Creole Black Skillet Pistachios
Chef Tory McPhail
A hot cast-iron skillet, unshelled pistachios and an assortment of seasonings are the essentials for this quick-cooking Mardi Gras snack. The combination of Creole spice, bourbon, garlic and sugar infuses the nuts with authenticity. Chef Tory McPhail recommends eating the pistachios as you would eat crawfish, by first tasting the shell to experience all the seasonings, then removing the shell to get to the crunchy nut inside.
2 tbsp. vegetable oil
2 tbsp. minced fresh garlic
2 tbsp. hot pepper sauce
2 tbsp. bourbon
1 lb. roasted, salted in-shell pistachios
1 tbsp. ground black pepper
2 tsp. Creole spice
2 tbsp. sugar
- Bring all premeasured ingredients close to the stove since this recipe takes only 30 seconds of cooking and goes very quickly. Place medium-sized cast-iron skillet over medium-high heat; heat for 3 minutes or until hot and starting to smoke.
- Add oil to hot skillet; swirl across bottom to coat. Add garlic; swirl until garlic starts to turn golden brown. Immediately add hot sauce and Worcestershire; shake to reduce.
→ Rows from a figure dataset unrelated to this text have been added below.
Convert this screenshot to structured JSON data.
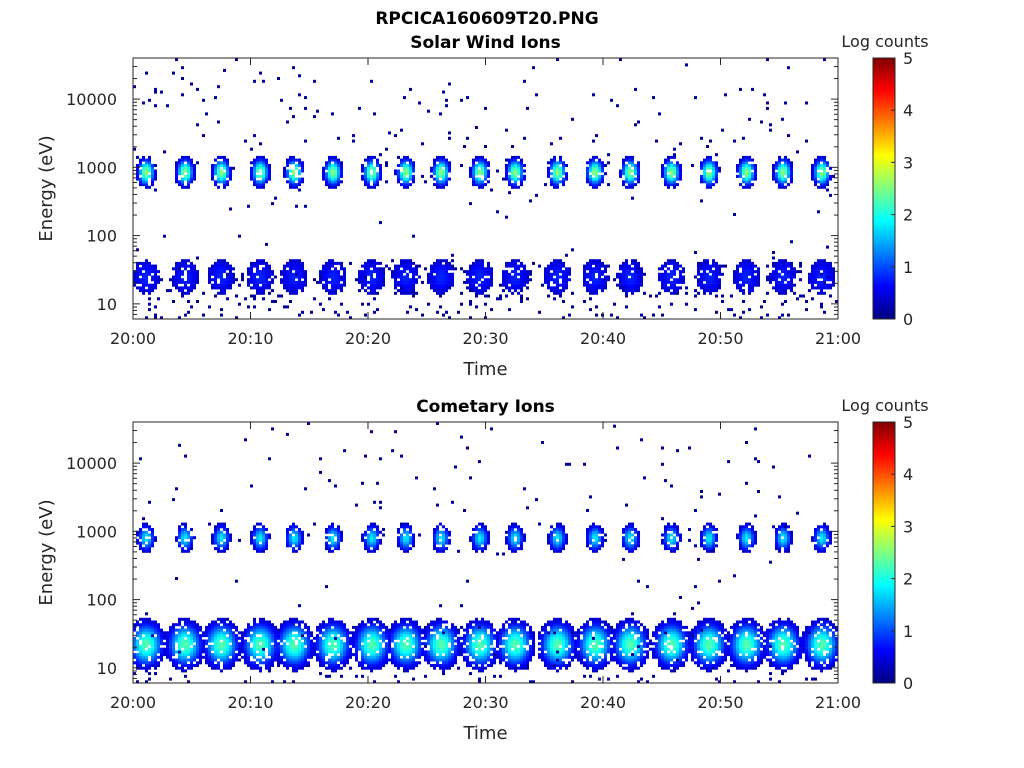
{
  "main_title": "RPCICA160609T20.PNG",
  "chart_data": [
    {
      "type": "heatmap",
      "title": "Solar Wind Ions",
      "xlabel": "Time",
      "ylabel": "Energy (eV)",
      "x_ticks": [
        "20:00",
        "20:10",
        "20:20",
        "20:30",
        "20:40",
        "20:50",
        "21:00"
      ],
      "x_range_minutes": [
        0,
        60
      ],
      "y_scale": "log",
      "y_range": [
        6,
        40000
      ],
      "y_ticks": [
        "10",
        "100",
        "1000",
        "10000"
      ],
      "y_tick_values": [
        10,
        100,
        1000,
        10000
      ],
      "colorbar": {
        "label": "Log counts",
        "ticks": [
          "0",
          "1",
          "2",
          "3",
          "4",
          "5"
        ],
        "range": [
          0,
          5
        ],
        "colormap": "jet"
      },
      "burst_times_minutes": [
        1.0,
        4.3,
        7.4,
        10.7,
        13.6,
        16.9,
        20.2,
        23.1,
        26.1,
        29.4,
        32.4,
        36.0,
        39.2,
        42.2,
        45.7,
        48.9,
        52.1,
        55.2,
        58.5
      ],
      "populations": [
        {
          "name": "solar wind peak",
          "energy_eV": 850,
          "peak_log_counts": 2.6
        },
        {
          "name": "low-energy",
          "energy_eV": 25,
          "peak_log_counts": 0.8
        }
      ],
      "background_log_counts": 0.3
    },
    {
      "type": "heatmap",
      "title": "Cometary Ions",
      "xlabel": "Time",
      "ylabel": "Energy (eV)",
      "x_ticks": [
        "20:00",
        "20:10",
        "20:20",
        "20:30",
        "20:40",
        "20:50",
        "21:00"
      ],
      "x_range_minutes": [
        0,
        60
      ],
      "y_scale": "log",
      "y_range": [
        6,
        40000
      ],
      "y_ticks": [
        "10",
        "100",
        "1000",
        "10000"
      ],
      "y_tick_values": [
        10,
        100,
        1000,
        10000
      ],
      "colorbar": {
        "label": "Log counts",
        "ticks": [
          "0",
          "1",
          "2",
          "3",
          "4",
          "5"
        ],
        "range": [
          0,
          5
        ],
        "colormap": "jet"
      },
      "burst_times_minutes": [
        1.0,
        4.3,
        7.4,
        10.7,
        13.6,
        16.9,
        20.2,
        23.1,
        26.1,
        29.4,
        32.4,
        36.0,
        39.2,
        42.2,
        45.7,
        48.9,
        52.1,
        55.2,
        58.5
      ],
      "populations": [
        {
          "name": "solar wind peak",
          "energy_eV": 800,
          "peak_log_counts": 1.8
        },
        {
          "name": "cometary low-energy",
          "energy_eV": 22,
          "peak_log_counts": 2.3
        }
      ],
      "background_log_counts": 0.2
    }
  ]
}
Pull skillet away from stove; deglaze with bourbon. Swirl while returning skillet to stove; light mixture with match to flambe.
- When sauce is reduced, add pistachios. Shake in black pepper, Creole spice and sugar, constantly tossing the pan to coat evenly. Immediately remove pistachios from skillet into a serving bowl so seasoning doesn’t become too dark and bitter.